Recent advances in protein chemistry and the molecular biology of amyloid proteins have led to knowledge of the primary etiology of FAP. The protein product of the gene in question was identified, then the chromosomal location and point mutations in the gene were determined. Diagnosis of the disorder now can be made at the protein and DNA levels. Recombinant techniques for producing variant proteins have been established and a transgenic mouse that carries the mutated gene have been produced. Liver transplantation, a curative therapy for FAP, has been used for some patients. Procedures for the diagnosis of TTR-related FAP and the elucidation of TTR abnormality are summarized as follows: TTR-related FAP should be considered when biopsies of abdominal fat, the gingiva, stomach, rectum and sural nerves demonstrate amyloid deposits that are specifically stained by anti-TTR antiserum. Analysis of the TTR gene based on RFLP and single strand conformational polymorphism is useful for detecting the genetic mutations identified so far. Even when no known mutations have been detected, protein sequence analysis of serum TTR and nucleotide sequence analysis of the TTR gene have shown new variant TTRs. These advances in FAP research herald a new era in our investigation of the molecular biology of inherited neuropathy.

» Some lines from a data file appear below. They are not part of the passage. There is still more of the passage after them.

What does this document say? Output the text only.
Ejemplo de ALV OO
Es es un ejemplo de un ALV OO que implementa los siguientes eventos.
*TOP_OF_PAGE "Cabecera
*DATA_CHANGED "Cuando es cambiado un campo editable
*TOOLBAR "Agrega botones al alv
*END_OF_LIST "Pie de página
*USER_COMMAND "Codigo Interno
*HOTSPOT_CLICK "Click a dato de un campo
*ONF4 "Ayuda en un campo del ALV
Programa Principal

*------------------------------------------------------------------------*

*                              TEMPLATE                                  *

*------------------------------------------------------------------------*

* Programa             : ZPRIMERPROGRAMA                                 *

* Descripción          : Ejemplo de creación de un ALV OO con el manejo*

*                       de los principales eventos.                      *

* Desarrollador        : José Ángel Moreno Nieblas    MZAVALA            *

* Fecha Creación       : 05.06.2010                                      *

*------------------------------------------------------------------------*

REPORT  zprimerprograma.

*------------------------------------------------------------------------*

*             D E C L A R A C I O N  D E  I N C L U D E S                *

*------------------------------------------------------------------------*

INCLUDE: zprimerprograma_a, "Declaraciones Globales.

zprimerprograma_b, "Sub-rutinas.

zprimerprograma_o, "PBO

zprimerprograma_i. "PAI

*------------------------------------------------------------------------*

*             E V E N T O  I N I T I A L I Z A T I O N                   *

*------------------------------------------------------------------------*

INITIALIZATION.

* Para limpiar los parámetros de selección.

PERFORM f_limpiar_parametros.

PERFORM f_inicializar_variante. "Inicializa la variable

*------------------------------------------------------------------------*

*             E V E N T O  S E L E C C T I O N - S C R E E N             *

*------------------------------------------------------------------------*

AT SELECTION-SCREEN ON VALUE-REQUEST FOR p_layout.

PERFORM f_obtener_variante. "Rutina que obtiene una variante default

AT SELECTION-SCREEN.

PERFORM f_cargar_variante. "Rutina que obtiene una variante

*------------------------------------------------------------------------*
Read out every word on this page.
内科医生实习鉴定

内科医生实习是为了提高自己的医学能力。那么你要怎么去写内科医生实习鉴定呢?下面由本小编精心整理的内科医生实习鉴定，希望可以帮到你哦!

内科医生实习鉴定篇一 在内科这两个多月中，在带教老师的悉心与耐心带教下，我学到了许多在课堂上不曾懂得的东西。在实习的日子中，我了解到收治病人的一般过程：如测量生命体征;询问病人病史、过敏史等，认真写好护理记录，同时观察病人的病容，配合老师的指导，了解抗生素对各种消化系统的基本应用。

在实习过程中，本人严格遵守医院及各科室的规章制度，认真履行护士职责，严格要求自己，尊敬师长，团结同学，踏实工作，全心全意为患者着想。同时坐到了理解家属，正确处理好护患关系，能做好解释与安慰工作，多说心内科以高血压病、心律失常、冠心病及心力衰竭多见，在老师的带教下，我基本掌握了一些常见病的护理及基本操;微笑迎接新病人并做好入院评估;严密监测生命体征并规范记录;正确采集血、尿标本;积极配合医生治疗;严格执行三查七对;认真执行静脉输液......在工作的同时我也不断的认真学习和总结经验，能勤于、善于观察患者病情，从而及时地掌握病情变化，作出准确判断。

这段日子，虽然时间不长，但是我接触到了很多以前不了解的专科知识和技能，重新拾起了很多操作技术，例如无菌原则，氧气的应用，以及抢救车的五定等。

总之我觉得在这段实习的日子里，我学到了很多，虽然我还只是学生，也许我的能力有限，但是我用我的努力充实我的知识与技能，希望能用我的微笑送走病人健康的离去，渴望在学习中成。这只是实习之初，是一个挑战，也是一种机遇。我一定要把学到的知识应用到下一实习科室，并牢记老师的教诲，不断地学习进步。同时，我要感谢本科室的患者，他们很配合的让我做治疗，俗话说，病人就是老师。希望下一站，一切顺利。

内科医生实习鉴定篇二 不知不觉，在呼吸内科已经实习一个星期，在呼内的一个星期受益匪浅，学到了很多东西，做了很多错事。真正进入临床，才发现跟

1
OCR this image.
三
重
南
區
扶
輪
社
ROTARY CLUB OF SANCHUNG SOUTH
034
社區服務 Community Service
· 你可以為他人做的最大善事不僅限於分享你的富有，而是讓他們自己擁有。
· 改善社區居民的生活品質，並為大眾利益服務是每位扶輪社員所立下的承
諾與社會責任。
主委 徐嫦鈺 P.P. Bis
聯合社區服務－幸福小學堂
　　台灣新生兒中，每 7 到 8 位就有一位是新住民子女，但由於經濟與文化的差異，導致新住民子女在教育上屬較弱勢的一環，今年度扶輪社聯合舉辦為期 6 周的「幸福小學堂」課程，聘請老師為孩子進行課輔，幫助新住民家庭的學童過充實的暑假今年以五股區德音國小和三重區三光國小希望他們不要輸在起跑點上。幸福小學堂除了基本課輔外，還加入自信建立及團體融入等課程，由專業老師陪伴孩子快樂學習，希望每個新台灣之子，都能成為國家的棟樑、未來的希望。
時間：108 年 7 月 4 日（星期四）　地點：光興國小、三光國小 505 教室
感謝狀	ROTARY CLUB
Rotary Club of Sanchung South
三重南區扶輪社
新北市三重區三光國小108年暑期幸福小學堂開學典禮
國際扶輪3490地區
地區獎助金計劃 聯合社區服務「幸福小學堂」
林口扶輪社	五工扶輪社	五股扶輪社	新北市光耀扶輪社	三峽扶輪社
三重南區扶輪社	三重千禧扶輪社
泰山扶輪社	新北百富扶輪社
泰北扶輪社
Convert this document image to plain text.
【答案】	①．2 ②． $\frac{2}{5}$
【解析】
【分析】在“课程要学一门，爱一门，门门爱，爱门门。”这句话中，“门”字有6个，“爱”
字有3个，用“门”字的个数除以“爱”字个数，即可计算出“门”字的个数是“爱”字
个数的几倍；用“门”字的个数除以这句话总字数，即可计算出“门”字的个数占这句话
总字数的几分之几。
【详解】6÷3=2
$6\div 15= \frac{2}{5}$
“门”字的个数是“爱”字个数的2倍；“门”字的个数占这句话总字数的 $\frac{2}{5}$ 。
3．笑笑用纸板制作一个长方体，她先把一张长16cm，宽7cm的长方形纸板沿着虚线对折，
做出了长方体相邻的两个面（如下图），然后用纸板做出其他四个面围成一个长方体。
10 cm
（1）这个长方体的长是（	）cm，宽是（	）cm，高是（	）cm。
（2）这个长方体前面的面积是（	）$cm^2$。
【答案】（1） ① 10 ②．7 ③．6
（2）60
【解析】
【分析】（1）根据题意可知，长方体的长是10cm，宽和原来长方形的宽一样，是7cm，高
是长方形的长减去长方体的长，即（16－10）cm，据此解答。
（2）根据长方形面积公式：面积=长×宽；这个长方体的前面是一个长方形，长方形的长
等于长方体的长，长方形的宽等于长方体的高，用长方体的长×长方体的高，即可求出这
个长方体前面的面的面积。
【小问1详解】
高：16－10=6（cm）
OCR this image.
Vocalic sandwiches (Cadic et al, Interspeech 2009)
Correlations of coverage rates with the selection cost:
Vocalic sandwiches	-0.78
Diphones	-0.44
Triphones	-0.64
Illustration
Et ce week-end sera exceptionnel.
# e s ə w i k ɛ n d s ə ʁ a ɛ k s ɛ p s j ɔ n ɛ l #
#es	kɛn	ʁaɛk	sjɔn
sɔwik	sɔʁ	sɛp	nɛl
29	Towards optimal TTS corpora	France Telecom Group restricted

蛋白质化学和淀粉样蛋白分子生物学的最新进展,使我们对家族性淀粉样多神经病(FAP)的主要病因有了认识。确定了相关基因的蛋白质产物,随后确定了该基因在染色体上的位置和点突变。现在可以在蛋白质和DNA水平上对该疾病进行诊断。已经建立了生产变异蛋白的重组技术,并培育出了携带突变基因的转基因小鼠。肝移植作为FAP的一种治愈性疗法,已应用于部分患者。TTR相关FAP的诊断程序和TTR异常的阐明总结如下:当腹部脂肪、牙龈、胃、直肠和腓肠神经活检显示淀粉样沉积物被抗TTR抗血清特异性染色时,应考虑TTR相关FAP。基于限制性片段长度多态性(RFLP)和单链构象多态性对TTR基因进行分析,有助于检测迄今为止已确定的基因突变。即使未检测到已知突变,血清TTR的蛋白质序列分析和TTR基因的核苷酸序列分析也已显示出新的变异TTR。FAP研究的这些进展预示着我们对遗传性神经病变分子生物学的研究进入了一个新时代。